Tuesday, November 11, 2003

IS CAPACITY BUILDING NECESSARY

My colleague Shashank Ohja and I were chatting about a recent project in which an Asian country had contracted for the implementation of an ICT project from a nearby country. I casually repeated a comment standard in the “development community” for several decades that I would prefer a project that built capacity in the country with the project. Shashank rightly said that that the country should find the best deal it could, getting the best benefit to cost return on its investment.

Of course he was right. The whole theory of international commerce is built on this approach. All countries should do better specializing in the goods and services in which they have comparative advantage, trading them for other goods and services produced in countries according to their own comparative advantages. Why should ICT goods and services be any different?

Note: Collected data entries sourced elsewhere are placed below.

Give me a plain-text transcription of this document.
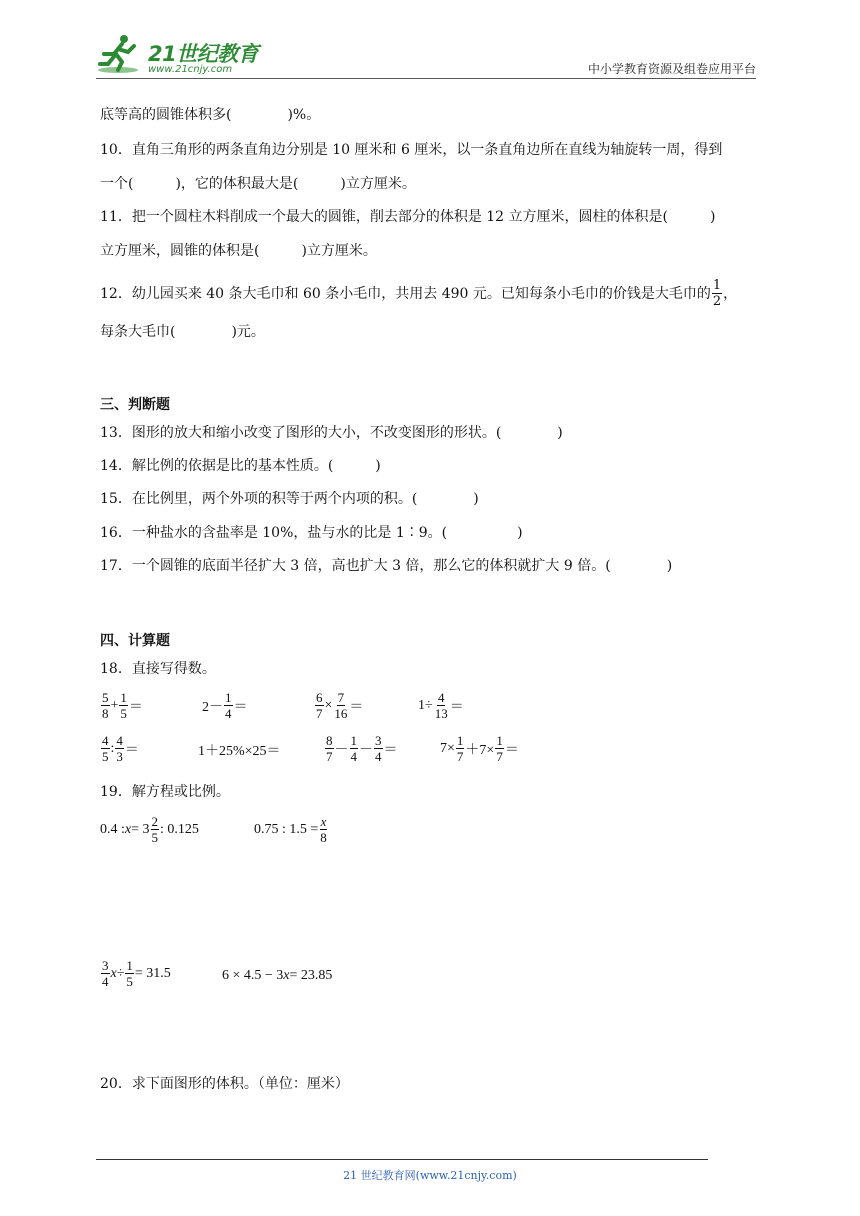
21世纪教育
www.21cnjy.com	中小学教育资源及组卷应用平台
底等高的圆锥体积多(　　　　)%。
10．直角三角形的两条直角边分别是 10 厘米和 6 厘米，以一条直角边所在直线为轴旋转一周，得到
一个(　　　)，它的体积最大是(　　　)立方厘米。
11．把一个圆柱木料削成一个最大的圆锥，削去部分的体积是 12 立方厘米，圆柱的体积是(　　　)
立方厘米，圆锥的体积是(　　　)立方厘米。
12．幼儿园买来 40 条大毛巾和 60 条小毛巾，共用去 490 元。已知每条小毛巾的价钱是大毛巾的 $\frac{1}{2}$ ，
每条大毛巾(　　　　)元。
三、判断题
13．图形的放大和缩小改变了图形的大小，不改变图形的形状。(　　　　)
14．解比例的依据是比的基本性质。(　　　)
15．在比例里，两个外项的积等于两个内项的积。(　　　　)
16．一种盐水的含盐率是 10%，盐与水的比是 1∶9。(　　　　　)
17．一个圆锥的底面半径扩大 3 倍，高也扩大 3 倍，那么它的体积就扩大 9 倍。(　　　　)
四、计算题
18．直接写得数。
$\frac{5}{8} + \frac{1}{5}$ ＝	$2- \frac{1}{4}$ ＝	$\frac{6}{7} \times \frac{7}{16}$ ＝	$1\div \frac{4}{13}$ ＝
$\frac{4}{5}$ : $\frac{4}{3}$ ＝	1＋25%×25＝	$\frac{8}{7} - \frac{1}{4} - \frac{3}{4}$ ＝	$7\times \frac{1}{7} +7\times \frac{1}{7}$ ＝
19．解方程或比例。
0.4 : $x = 3 \frac{2}{5}$ : 0.125	0.75 : $1.5 = \frac{x}{8}$
$\frac{3}{4}$ $x \div \frac{1}{5} = 31.5$	6 × 4.5 − 3 x = 23.85
20．求下面图形的体积。（单位：厘米）
21 世纪教育网(www.21cnjy.com)
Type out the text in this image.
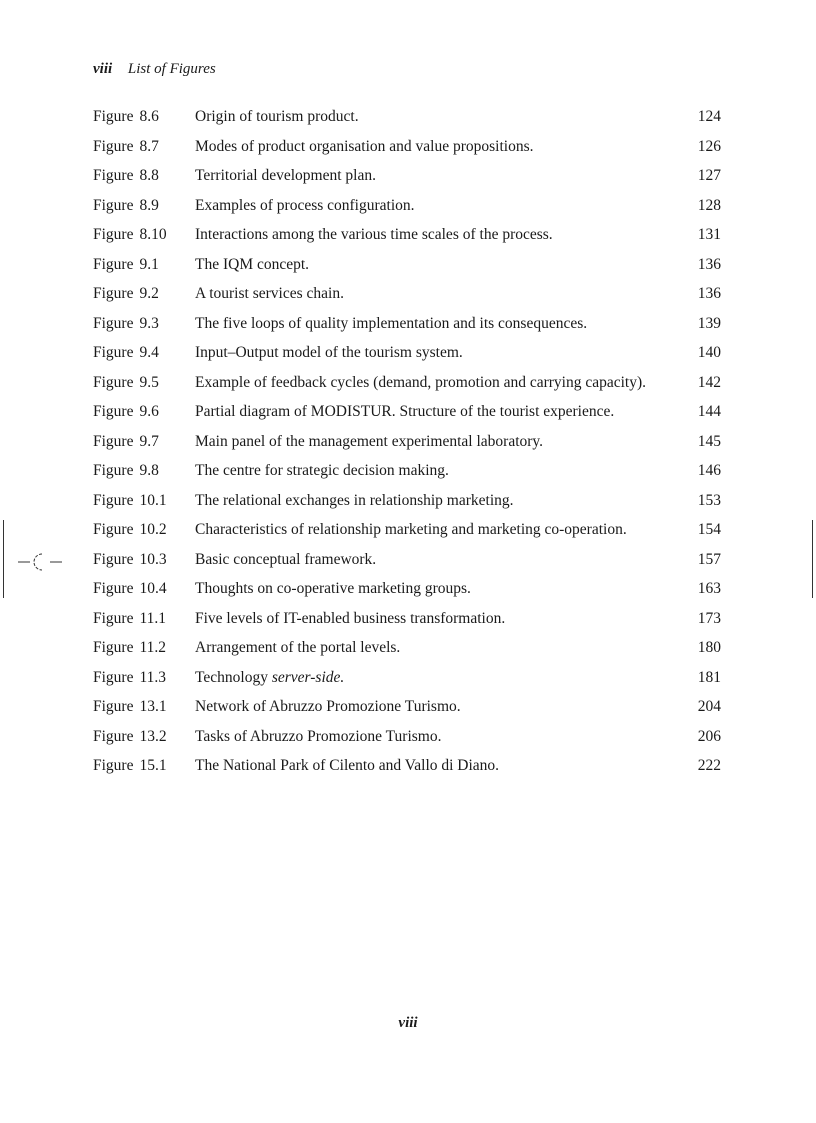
viii List of Figures
Figure 8.6 Origin of tourism product.	124
Figure 8.7 Modes of product organisation and value propositions.	126
Figure 8.8 Territorial development plan.	127
Figure 8.9 Examples of process configuration.	128
Figure 8.10 Interactions among the various time scales of the process.	131
Figure 9.1 The IQM concept.	136
Figure 9.2 A tourist services chain.	136
Figure 9.3 The five loops of quality implementation and its consequences.	139
Figure 9.4 Input–Output model of the tourism system.	140
Figure 9.5 Example of feedback cycles (demand, promotion and carrying capacity).	142
Figure 9.6 Partial diagram of MODISTUR. Structure of the tourist experience.	144
Figure 9.7 Main panel of the management experimental laboratory.	145
Figure 9.8 The centre for strategic decision making.	146
Figure 10.1 The relational exchanges in relationship marketing.	153
Figure 10.2 Characteristics of relationship marketing and marketing co-operation.	154
Figure 10.3 Basic conceptual framework.	157
Figure 10.4 Thoughts on co-operative marketing groups.	163
Figure 11.1 Five levels of IT-enabled business transformation.	173
Figure 11.2 Arrangement of the portal levels.	180
Figure 11.3 Technology server-side.	181
Figure 13.1 Network of Abruzzo Promozione Turismo.	204
Figure 13.2 Tasks of Abruzzo Promozione Turismo.	206
Figure 15.1 The National Park of Cilento and Vallo di Diano.	222
viii
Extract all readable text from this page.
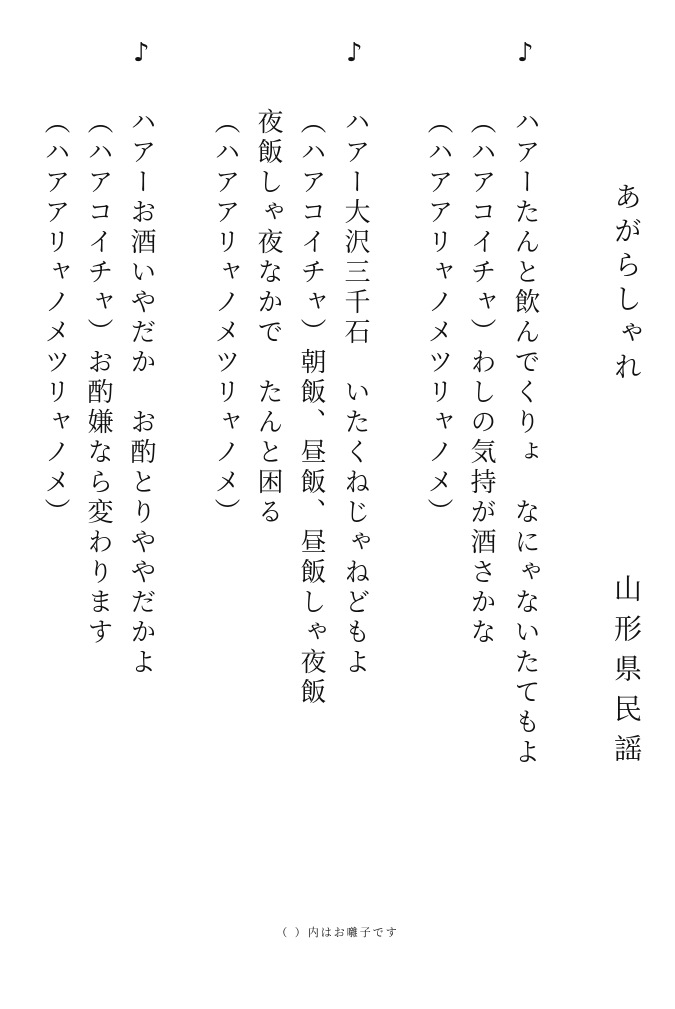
あがらしゃれ
山形県民謡
♪
ハアーたんと飲んでくりょ　なにゃないたてもよ
（ハアコイチャ）わしの気持が酒さかな
（ハアアリャノメツリャノメ）
♪
ハアー大沢三千石　いたくねじゃねどもよ
（ハアコイチャ）朝飯、昼飯、昼飯しゃ夜飯
夜飯しゃ夜なかで　たんと困る
（ハアアリャノメツリャノメ）
♪
ハアーお酒いやだか　お酌とりややだかよ
（ハアコイチャ）お酌嫌なら変わります
（ハアアリャノメツリャノメ）
（ ）内はお囃子です
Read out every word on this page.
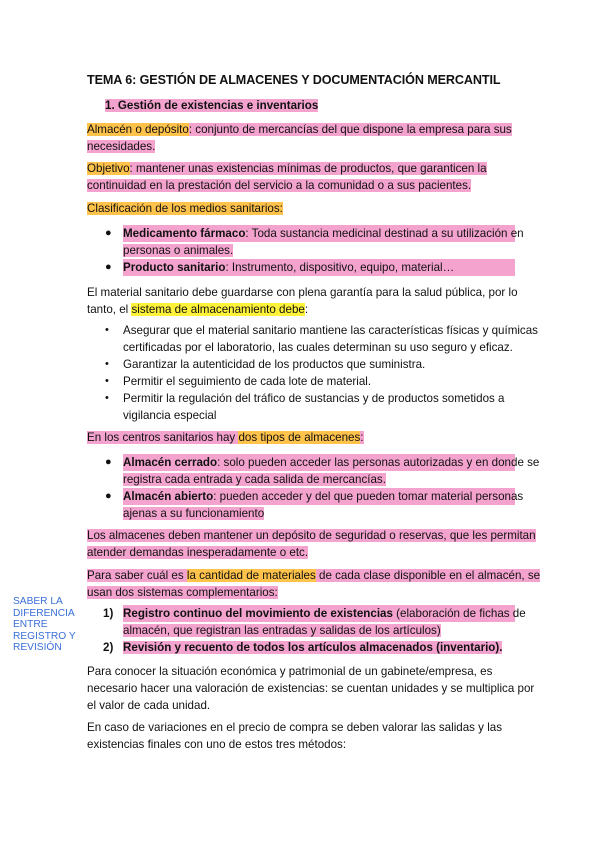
TEMA 6: GESTIÓN DE ALMACENES Y DOCUMENTACIÓN MERCANTIL
1. Gestión de existencias e inventarios
Almacén o depósito: conjunto de mercancías del que dispone la empresa para sus
necesidades.
Objetivo: mantener unas existencias mínimas de productos, que garanticen la
continuidad en la prestación del servicio a la comunidad o a sus pacientes.
Clasificación de los medios sanitarios:
● Medicamento fármaco: Toda sustancia medicinal destinad a su utilización en
personas o animales.
● Producto sanitario: Instrumento, dispositivo, equipo, material…
El material sanitario debe guardarse con plena garantía para la salud pública, por lo
tanto, el sistema de almacenamiento debe:
• Asegurar que el material sanitario mantiene las características físicas y químicas
certificadas por el laboratorio, las cuales determinan su uso seguro y eficaz.
• Garantizar la autenticidad de los productos que suministra.
• Permitir el seguimiento de cada lote de material.
• Permitir la regulación del tráfico de sustancias y de productos sometidos a
vigilancia especial
En los centros sanitarios hay dos tipos de almacenes:
● Almacén cerrado: solo pueden acceder las personas autorizadas y en donde se
registra cada entrada y cada salida de mercancías.
● Almacén abierto: pueden acceder y del que pueden tomar material personas
ajenas a su funcionamiento
Los almacenes deben mantener un depósito de seguridad o reservas, que les permitan
atender demandas inesperadamente o etc.
Para saber cuál es la cantidad de materiales de cada clase disponible en el almacén, se
usan dos sistemas complementarios:
SABER LA
DIFERENCIA
ENTRE
REGISTRO Y
REVISIÓN
1) Registro continuo del movimiento de existencias (elaboración de fichas de
almacén, que registran las entradas y salidas de los artículos)
2) Revisión y recuento de todos los artículos almacenados (inventario).
Para conocer la situación económica y patrimonial de un gabinete/empresa, es
necesario hacer una valoración de existencias: se cuentan unidades y se multiplica por
el valor de cada unidad.
En caso de variaciones en el precio de compra se deben valorar las salidas y las
existencias finales con uno de estos tres métodos:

Surely developing countries should often trade the things they produce obeying their own comparative advantage for ICT goods and services produced abroad.

No one would suggest that the Sahelian countries should seek to compete with Intel in the production of silicon chips, nor with Microsoft in the production of software. Since ICT services, including software development and consulting, are increasingly tradable, why should not countries with a comparative advantage in these services also specialize and export? Why should not developing countries with comparative advantages in other products trade those products for chips, Microsoft software, and other services?

Still, I feel there is a set of core ICT competencies that should exist in a country, and that it would be bad policy to seek to import those competencies from others. All countries need gatekeeping competencies, to identify ICT needs and select appropriate products from domestic or international sources. Some services are still not tradable, and the capacity is needed at home to provide those services. Countries would be expected to have a comparative advantage in adapting technology produced to international standards in order for it to meet the needs of their own institutions; the capacity to do so should be built and maintained.

This seems to me to be a tricky area, needing more work to define the specific areas in which capacity should be built, and those in which countries should trade for needed ICT goods and services.